O ministro da Fazenda, Fernando Haddad, reclamou há pouco que “o Congresso também precisa ter responsabilidade fiscal”. A frase é quase certeira: não resta dúvida de que o Congresso, um dos poderes da República, não pode se comportar de maneira irresponsável; afinal de contas, deveria ser (embora na prática não seja) “sócio” do Executivo na gestão do país.
Há, contudo, dois problemas com a reclamação de Haddad. O primeiro é o uso do advérbio “também”, implicando que alguém, presumivelmente o Executivo, seria um campeão da responsabilidade fiscal. Nada poderia ser mais distante da realidade. Trabalho recente da Instituição Fiscal Independente (IFI), destacado em artigo de meu amigo Samuel Pessôa, traz números que apontam em direção diametralmente oposta.
O resultado fiscal oficial, estimado pela Secretaria do Tesouro Nacional, coloca no mesmo balaio receitas e despesas de naturezas diferentes. Há gastos e receitas que tipicamente ocorrem de maneira pontual, sem necessariamente se repetirem à frente. Nesse aspecto diferem muito de outros que normalmente prosseguem ao longo dos anos. Dito de outra forma, há gastos e receitas recorrentes e não recorrentes. Devemos nos preocupar muito mais com os primeiros do que com os últimos, pois apontam elementos de continuidade na evolução das contas públicas.
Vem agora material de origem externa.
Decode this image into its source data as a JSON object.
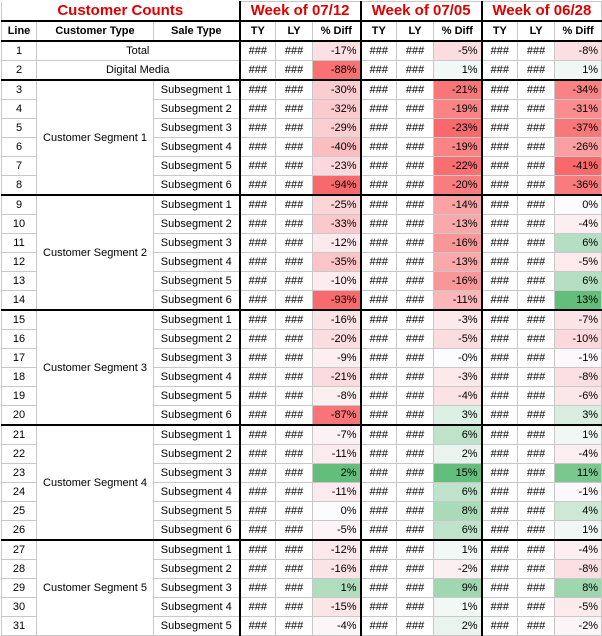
{
  "title": "Customer Counts",
  "weeks": [
    "Week of 07/12",
    "Week of 07/05",
    "Week of 06/28"
  ],
  "columns": {
    "line": "Line",
    "customer_type": "Customer Type",
    "sale_type": "Sale Type",
    "ty": "TY",
    "ly": "LY",
    "diff": "% Diff"
  },
  "placeholder_value": "###",
  "colors": {
    "title_red": "#e00000",
    "negative_strong": "#f8696b",
    "neutral": "#fcfcff",
    "positive_strong": "#63be7b"
  },
  "rows": [
    {
      "line": "1",
      "label": "Total",
      "diffs": [
        "-17%",
        "-5%",
        "-8%"
      ]
    },
    {
      "line": "2",
      "label": "Digital Media",
      "diffs": [
        "-88%",
        "1%",
        "1%"
      ]
    },
    {
      "line": "3",
      "segment": "Customer Segment 1",
      "sale": "Subsegment 1",
      "diffs": [
        "-30%",
        "-21%",
        "-34%"
      ]
    },
    {
      "line": "4",
      "segment": "Customer Segment 1",
      "sale": "Subsegment 2",
      "diffs": [
        "-32%",
        "-19%",
        "-31%"
      ]
    },
    {
      "line": "5",
      "segment": "Customer Segment 1",
      "sale": "Subsegment 3",
      "diffs": [
        "-29%",
        "-23%",
        "-37%"
      ]
    },
    {
      "line": "6",
      "segment": "Customer Segment 1",
      "sale": "Subsegment 4",
      "diffs": [
        "-40%",
        "-19%",
        "-26%"
      ]
    },
    {
      "line": "7",
      "segment": "Customer Segment 1",
      "sale": "Subsegment 5",
      "diffs": [
        "-23%",
        "-22%",
        "-41%"
      ]
    },
    {
      "line": "8",
      "segment": "Customer Segment 1",
      "sale": "Subsegment 6",
      "diffs": [
        "-94%",
        "-20%",
        "-36%"
      ]
    },
    {
      "line": "9",
      "segment": "Customer Segment 2",
      "sale": "Subsegment 1",
      "diffs": [
        "-25%",
        "-14%",
        "0%"
      ]
    },
    {
      "line": "10",
      "segment": "Customer Segment 2",
      "sale": "Subsegment 2",
      "diffs": [
        "-33%",
        "-13%",
        "-4%"
      ]
    },
    {
      "line": "11",
      "segment": "Customer Segment 2",
      "sale": "Subsegment 3",
      "diffs": [
        "-12%",
        "-16%",
        "6%"
      ]
    },
    {
      "line": "12",
      "segment": "Customer Segment 2",
      "sale": "Subsegment 4",
      "diffs": [
        "-35%",
        "-13%",
        "-5%"
      ]
    },
    {
      "line": "13",
      "segment": "Customer Segment 2",
      "sale": "Subsegment 5",
      "diffs": [
        "-10%",
        "-16%",
        "6%"
      ]
    },
    {
      "line": "14",
      "segment": "Customer Segment 2",
      "sale": "Subsegment 6",
      "diffs": [
        "-93%",
        "-11%",
        "13%"
      ]
    },
    {
      "line": "15",
      "segment": "Customer Segment 3",
      "sale": "Subsegment 1",
      "diffs": [
        "-16%",
        "-3%",
        "-7%"
      ]
    },
    {
      "line": "16",
      "segment": "Customer Segment 3",
      "sale": "Subsegment 2",
      "diffs": [
        "-20%",
        "-5%",
        "-10%"
      ]
    },
    {
      "line": "17",
      "segment": "Customer Segment 3",
      "sale": "Subsegment 3",
      "diffs": [
        "-9%",
        "-0%",
        "-1%"
      ]
    },
    {
      "line": "18",
      "segment": "Customer Segment 3",
      "sale": "Subsegment 4",
      "diffs": [
        "-21%",
        "-3%",
        "-8%"
      ]
    },
    {
      "line": "19",
      "segment": "Customer Segment 3",
      "sale": "Subsegment 5",
      "diffs": [
        "-8%",
        "-4%",
        "-6%"
      ]
    },
    {
      "line": "20",
      "segment": "Customer Segment 3",
      "sale": "Subsegment 6",
      "diffs": [
        "-87%",
        "3%",
        "3%"
      ]
    },
    {
      "line": "21",
      "segment": "Customer Segment 4",
      "sale": "Subsegment 1",
      "diffs": [
        "-7%",
        "6%",
        "1%"
      ]
    },
    {
      "line": "22",
      "segment": "Customer Segment 4",
      "sale": "Subsegment 2",
      "diffs": [
        "-11%",
        "2%",
        "-4%"
      ]
    },
    {
      "line": "23",
      "segment": "Customer Segment 4",
      "sale": "Subsegment 3",
      "diffs": [
        "2%",
        "15%",
        "11%"
      ]
    },
    {
      "line": "24",
      "segment": "Customer Segment 4",
      "sale": "Subsegment 4",
      "diffs": [
        "-11%",
        "6%",
        "-1%"
      ]
    },
    {
      "line": "25",
      "segment": "Customer Segment 4",
      "sale": "Subsegment 5",
      "diffs": [
        "0%",
        "8%",
        "4%"
      ]
    },
    {
      "line": "26",
      "segment": "Customer Segment 4",
      "sale": "Subsegment 6",
      "diffs": [
        "-5%",
        "6%",
        "1%"
      ]
    },
    {
      "line": "27",
      "segment": "Customer Segment 5",
      "sale": "Subsegment 1",
      "diffs": [
        "-12%",
        "1%",
        "-4%"
      ]
    },
    {
      "line": "28",
      "segment": "Customer Segment 5",
      "sale": "Subsegment 2",
      "diffs": [
        "-16%",
        "-2%",
        "-8%"
      ]
    },
    {
      "line": "29",
      "segment": "Customer Segment 5",
      "sale": "Subsegment 3",
      "diffs": [
        "1%",
        "9%",
        "8%"
      ]
    },
    {
      "line": "30",
      "segment": "Customer Segment 5",
      "sale": "Subsegment 4",
      "diffs": [
        "-15%",
        "1%",
        "-5%"
      ]
    },
    {
      "line": "31",
      "segment": "Customer Segment 5",
      "sale": "Subsegment 5",
      "diffs": [
        "-4%",
        "2%",
        "-2%"
      ]
    }
  ]
}
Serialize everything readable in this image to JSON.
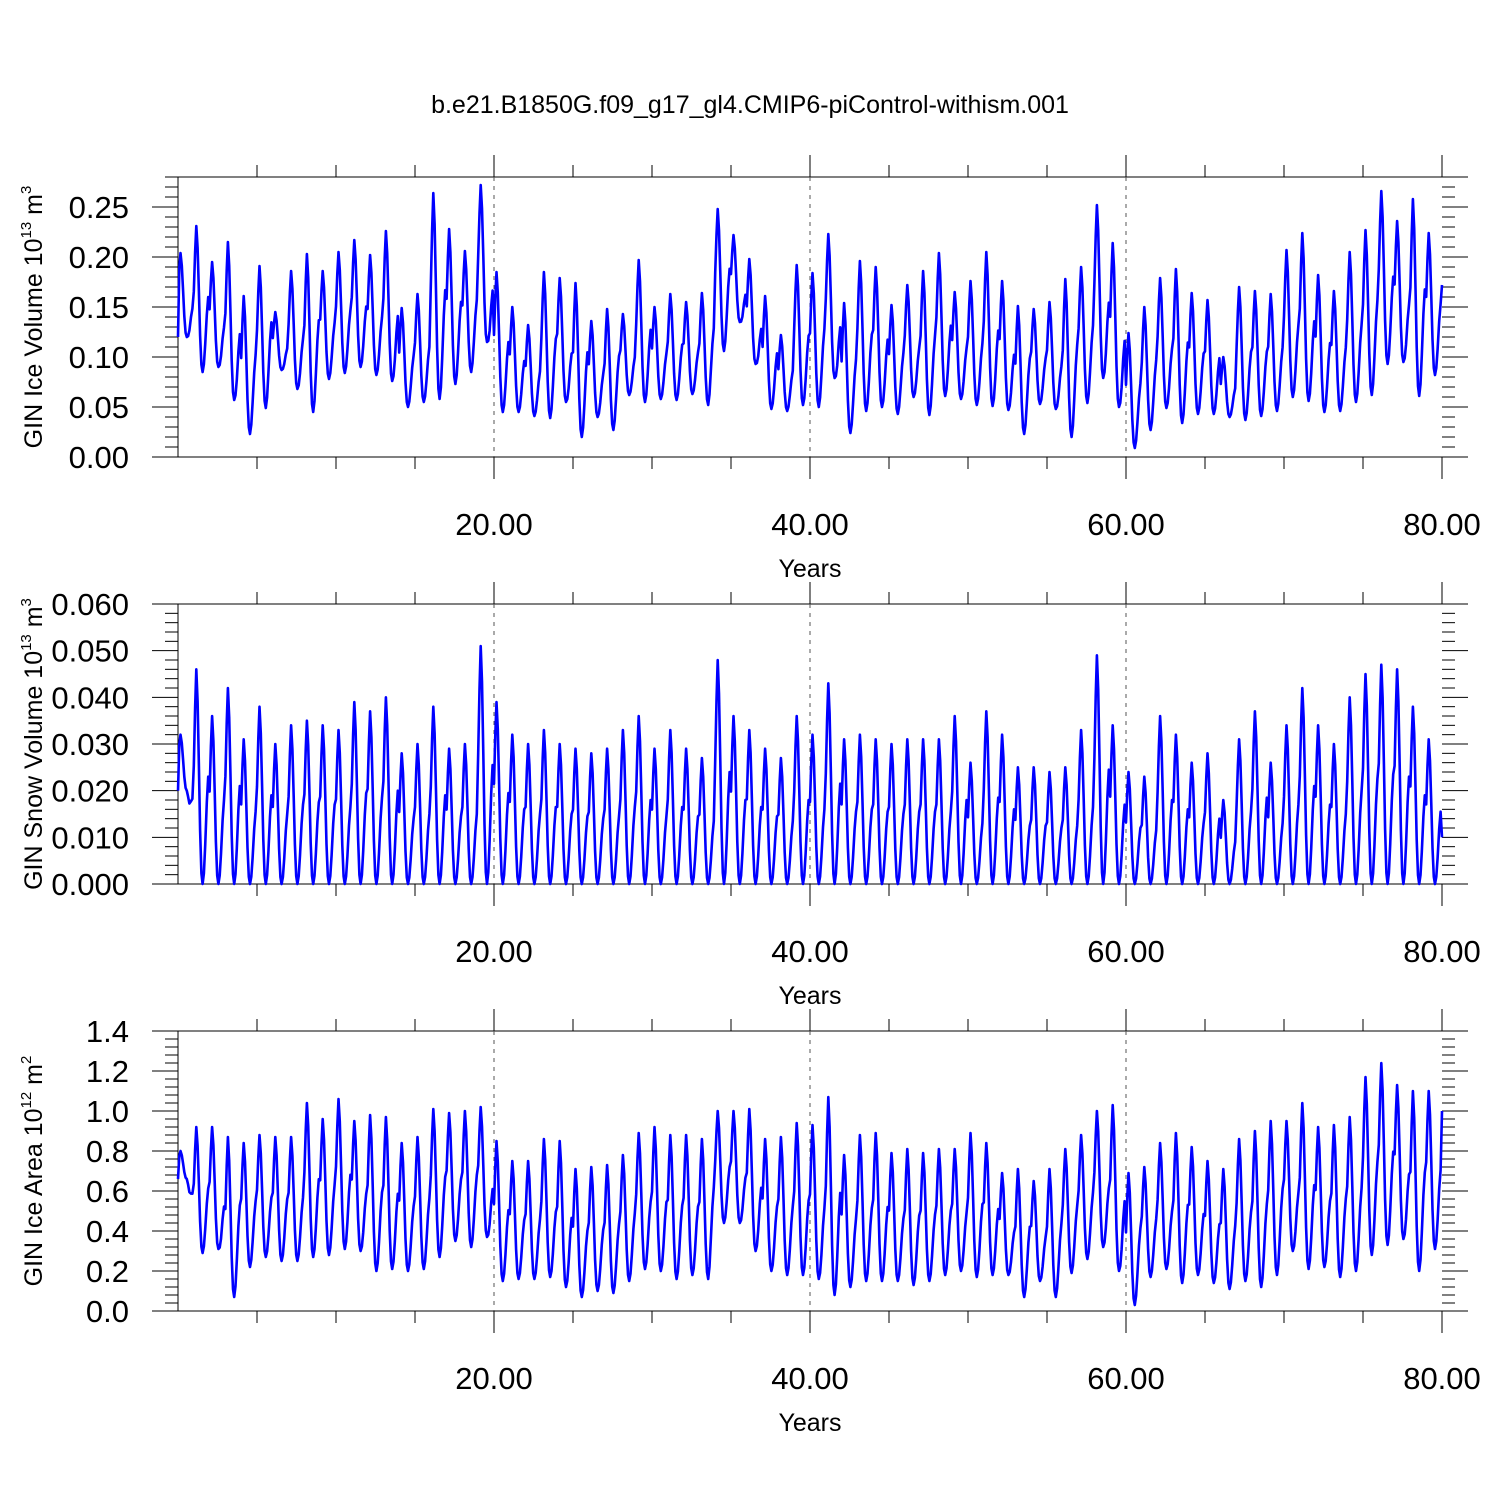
{
  "title": "b.e21.B1850G.f09_g17_gl4.CMIP6-piControl-withism.001",
  "chart_data": [
    {
      "type": "line",
      "title": "b.e21.B1850G.f09_g17_gl4.CMIP6-piControl-withism.001",
      "xlabel": "Years",
      "ylabel": {
        "prefix": "GIN Ice Volume 10",
        "exp": "13",
        "unit": " m",
        "unit_exp": "3"
      },
      "xlim": [
        0,
        80
      ],
      "ylim": [
        0,
        0.28
      ],
      "xticks": [
        20,
        40,
        60,
        80
      ],
      "xtick_labels": [
        "20.00",
        "40.00",
        "60.00",
        "80.00"
      ],
      "yticks": [
        0,
        0.05,
        0.1,
        0.15,
        0.2,
        0.25
      ],
      "ytick_labels": [
        "0.00",
        "0.05",
        "0.10",
        "0.15",
        "0.20",
        "0.25"
      ],
      "vlines": [
        20,
        40,
        60
      ],
      "color": "#0000ff",
      "x_start": 0,
      "x_step": 1,
      "series_note": "annual cycle: y = min + (max - min) * seasonal shape",
      "maxima": [
        0.204,
        0.231,
        0.195,
        0.215,
        0.161,
        0.191,
        0.145,
        0.186,
        0.203,
        0.186,
        0.205,
        0.217,
        0.202,
        0.226,
        0.149,
        0.163,
        0.264,
        0.228,
        0.206,
        0.272,
        0.185,
        0.15,
        0.132,
        0.185,
        0.179,
        0.174,
        0.136,
        0.148,
        0.143,
        0.197,
        0.15,
        0.163,
        0.155,
        0.164,
        0.248,
        0.222,
        0.198,
        0.161,
        0.122,
        0.192,
        0.184,
        0.223,
        0.154,
        0.196,
        0.19,
        0.152,
        0.172,
        0.186,
        0.204,
        0.165,
        0.176,
        0.205,
        0.176,
        0.151,
        0.148,
        0.155,
        0.178,
        0.19,
        0.252,
        0.214,
        0.124,
        0.15,
        0.179,
        0.188,
        0.164,
        0.157,
        0.1,
        0.17,
        0.166,
        0.163,
        0.207,
        0.224,
        0.182,
        0.166,
        0.205,
        0.227,
        0.266,
        0.236,
        0.258,
        0.224
      ],
      "minima": [
        0.12,
        0.085,
        0.09,
        0.057,
        0.023,
        0.049,
        0.087,
        0.068,
        0.045,
        0.078,
        0.084,
        0.09,
        0.082,
        0.076,
        0.05,
        0.055,
        0.058,
        0.073,
        0.085,
        0.115,
        0.045,
        0.045,
        0.041,
        0.039,
        0.055,
        0.02,
        0.04,
        0.027,
        0.062,
        0.055,
        0.058,
        0.057,
        0.063,
        0.052,
        0.106,
        0.135,
        0.093,
        0.048,
        0.046,
        0.052,
        0.05,
        0.079,
        0.024,
        0.046,
        0.05,
        0.043,
        0.06,
        0.042,
        0.061,
        0.058,
        0.052,
        0.051,
        0.047,
        0.023,
        0.053,
        0.048,
        0.02,
        0.054,
        0.079,
        0.05,
        0.009,
        0.027,
        0.049,
        0.034,
        0.043,
        0.043,
        0.04,
        0.037,
        0.041,
        0.046,
        0.06,
        0.056,
        0.045,
        0.046,
        0.055,
        0.062,
        0.093,
        0.095,
        0.061,
        0.082
      ],
      "end_value": 0.172
    },
    {
      "type": "line",
      "xlabel": "Years",
      "ylabel": {
        "prefix": "GIN Snow Volume 10",
        "exp": "13",
        "unit": " m",
        "unit_exp": "3"
      },
      "xlim": [
        0,
        80
      ],
      "ylim": [
        0,
        0.06
      ],
      "xticks": [
        20,
        40,
        60,
        80
      ],
      "xtick_labels": [
        "20.00",
        "40.00",
        "60.00",
        "80.00"
      ],
      "yticks": [
        0,
        0.01,
        0.02,
        0.03,
        0.04,
        0.05,
        0.06
      ],
      "ytick_labels": [
        "0.000",
        "0.010",
        "0.020",
        "0.030",
        "0.040",
        "0.050",
        "0.060"
      ],
      "vlines": [
        20,
        40,
        60
      ],
      "color": "#0000ff",
      "x_start": 0,
      "x_step": 1,
      "maxima": [
        0.032,
        0.046,
        0.036,
        0.042,
        0.031,
        0.038,
        0.03,
        0.034,
        0.035,
        0.034,
        0.033,
        0.039,
        0.037,
        0.04,
        0.028,
        0.03,
        0.038,
        0.029,
        0.03,
        0.051,
        0.039,
        0.032,
        0.03,
        0.033,
        0.03,
        0.029,
        0.028,
        0.029,
        0.033,
        0.036,
        0.029,
        0.033,
        0.029,
        0.027,
        0.048,
        0.036,
        0.033,
        0.029,
        0.027,
        0.036,
        0.032,
        0.043,
        0.031,
        0.032,
        0.031,
        0.03,
        0.031,
        0.031,
        0.031,
        0.036,
        0.026,
        0.037,
        0.032,
        0.025,
        0.025,
        0.024,
        0.025,
        0.033,
        0.049,
        0.034,
        0.024,
        0.023,
        0.036,
        0.032,
        0.026,
        0.028,
        0.018,
        0.031,
        0.037,
        0.026,
        0.034,
        0.042,
        0.034,
        0.03,
        0.04,
        0.045,
        0.047,
        0.046,
        0.038,
        0.031
      ],
      "minima": [
        0.02,
        0.0,
        0.0,
        0.0,
        0.0,
        0.0,
        0.0,
        0.0,
        0.0,
        0.0,
        0.0,
        0.0,
        0.0,
        0.0,
        0.0,
        0.0,
        0.0,
        0.0,
        0.0,
        0.0,
        0.0,
        0.0,
        0.0,
        0.0,
        0.0,
        0.0,
        0.0,
        0.0,
        0.0,
        0.0,
        0.0,
        0.0,
        0.0,
        0.0,
        0.0,
        0.0,
        0.0,
        0.0,
        0.0,
        0.0,
        0.0,
        0.0,
        0.0,
        0.0,
        0.0,
        0.0,
        0.0,
        0.0,
        0.0,
        0.0,
        0.0,
        0.0,
        0.0,
        0.0,
        0.0,
        0.0,
        0.0,
        0.0,
        0.0,
        0.0,
        0.0,
        0.0,
        0.0,
        0.0,
        0.0,
        0.0,
        0.0,
        0.0,
        0.0,
        0.0,
        0.0,
        0.0,
        0.0,
        0.0,
        0.0,
        0.0,
        0.0,
        0.0,
        0.0,
        0.0
      ],
      "end_value": 0.01
    },
    {
      "type": "line",
      "xlabel": "Years",
      "ylabel": {
        "prefix": "GIN Ice Area 10",
        "exp": "12",
        "unit": " m",
        "unit_exp": "2"
      },
      "xlim": [
        0,
        80
      ],
      "ylim": [
        0,
        1.4
      ],
      "xticks": [
        20,
        40,
        60,
        80
      ],
      "xtick_labels": [
        "20.00",
        "40.00",
        "60.00",
        "80.00"
      ],
      "yticks": [
        0,
        0.2,
        0.4,
        0.6,
        0.8,
        1.0,
        1.2,
        1.4
      ],
      "ytick_labels": [
        "0.0",
        "0.2",
        "0.4",
        "0.6",
        "0.8",
        "1.0",
        "1.2",
        "1.4"
      ],
      "vlines": [
        20,
        40,
        60
      ],
      "color": "#0000ff",
      "x_start": 0,
      "x_step": 1,
      "maxima": [
        0.8,
        0.92,
        0.92,
        0.87,
        0.84,
        0.88,
        0.87,
        0.87,
        1.04,
        0.96,
        1.06,
        0.95,
        0.98,
        0.97,
        0.84,
        0.87,
        1.01,
        0.99,
        1.0,
        1.02,
        0.85,
        0.75,
        0.75,
        0.86,
        0.85,
        0.71,
        0.72,
        0.73,
        0.78,
        0.89,
        0.92,
        0.88,
        0.88,
        0.86,
        1.0,
        1.0,
        1.01,
        0.86,
        0.87,
        0.94,
        0.93,
        1.07,
        0.78,
        0.88,
        0.89,
        0.79,
        0.81,
        0.79,
        0.81,
        0.81,
        0.89,
        0.84,
        0.69,
        0.71,
        0.65,
        0.71,
        0.81,
        0.88,
        1.0,
        1.03,
        0.69,
        0.72,
        0.84,
        0.89,
        0.82,
        0.75,
        0.71,
        0.86,
        0.9,
        0.95,
        0.95,
        1.04,
        0.92,
        0.93,
        0.97,
        1.17,
        1.24,
        1.13,
        1.1,
        1.1
      ],
      "minima": [
        0.66,
        0.29,
        0.31,
        0.07,
        0.22,
        0.27,
        0.25,
        0.25,
        0.27,
        0.28,
        0.31,
        0.3,
        0.2,
        0.21,
        0.2,
        0.21,
        0.27,
        0.35,
        0.32,
        0.37,
        0.15,
        0.16,
        0.16,
        0.17,
        0.12,
        0.07,
        0.1,
        0.09,
        0.15,
        0.21,
        0.2,
        0.16,
        0.18,
        0.16,
        0.44,
        0.44,
        0.3,
        0.2,
        0.18,
        0.18,
        0.16,
        0.08,
        0.12,
        0.15,
        0.15,
        0.15,
        0.13,
        0.15,
        0.18,
        0.2,
        0.17,
        0.18,
        0.18,
        0.07,
        0.15,
        0.07,
        0.19,
        0.26,
        0.32,
        0.2,
        0.03,
        0.17,
        0.21,
        0.14,
        0.18,
        0.14,
        0.11,
        0.15,
        0.12,
        0.18,
        0.3,
        0.21,
        0.22,
        0.17,
        0.2,
        0.28,
        0.33,
        0.36,
        0.2,
        0.31
      ],
      "end_value": 1.0
    }
  ]
}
A IFI fez um trabalho competente ao separá-los, de modo a melhorar a transparência dos números fiscais.
“O ministro da Fazenda presidiu a mais relevante piora das contas públicas em um quarto de século”
Há também receitas e despesas que flutuam ao sabor do ciclo econômico. Com o país crescendo mais (ou menos) do que costuma, resultados fiscais podem ser melhores (ou piores) do que em condições normais. Para isolar esses efeitos, a IFI buscou também corrigir os impactos do ciclo econômico.
As estimativas de resultado recorrente, ajustadas ao ciclo econômico, são conhecidas como “resultado estrutural”, e nos oferecem uma métrica mais útil para avaliar como evoluem as contas públicas em “condições normais de temperatura e pressão”. No caso do trabalho da IFI, revelam que entre 2022 e 2023 o resultado estrutural do governo federal saiu de um superávit equivalente a 0,2% do PIB para déficit de 1,6% do PIB. A variação de um para outro, 1,8% do PIB, definida como impulso fiscal, é a maior já registrada na série histórica que se iniciou em 1997.
Vale dizer, o ministro da Fazenda presidiu a piora mais relevante das contas públicas em um quarto de século, o que não o qualifica exatamente como um paladino da responsabilidade fiscal, classificado para oferecer lições de moral ao Congresso.
O segundo problema, associado ao primeiro, é a exigência permanente de novas receitas ao Congresso para financiar gastos cujo crescimento resulta de medidas do próprio Executivo, além da falta de apetite para encarar reformas que poderiam mudar esse estado de coisas, como ficou claro na desavença entre o ministro da Fazenda e a ministra do Orçamento acerca da política do salário mínimo. Reclamar, portanto, da resistência do Congresso a aumentar impostos, ao mesmo tempo que nada faz para conter o gasto, é apenas hipocrisia.
O tal “novo arcabouço” é só a homenagem que a gastança presta à responsabilidade fiscal.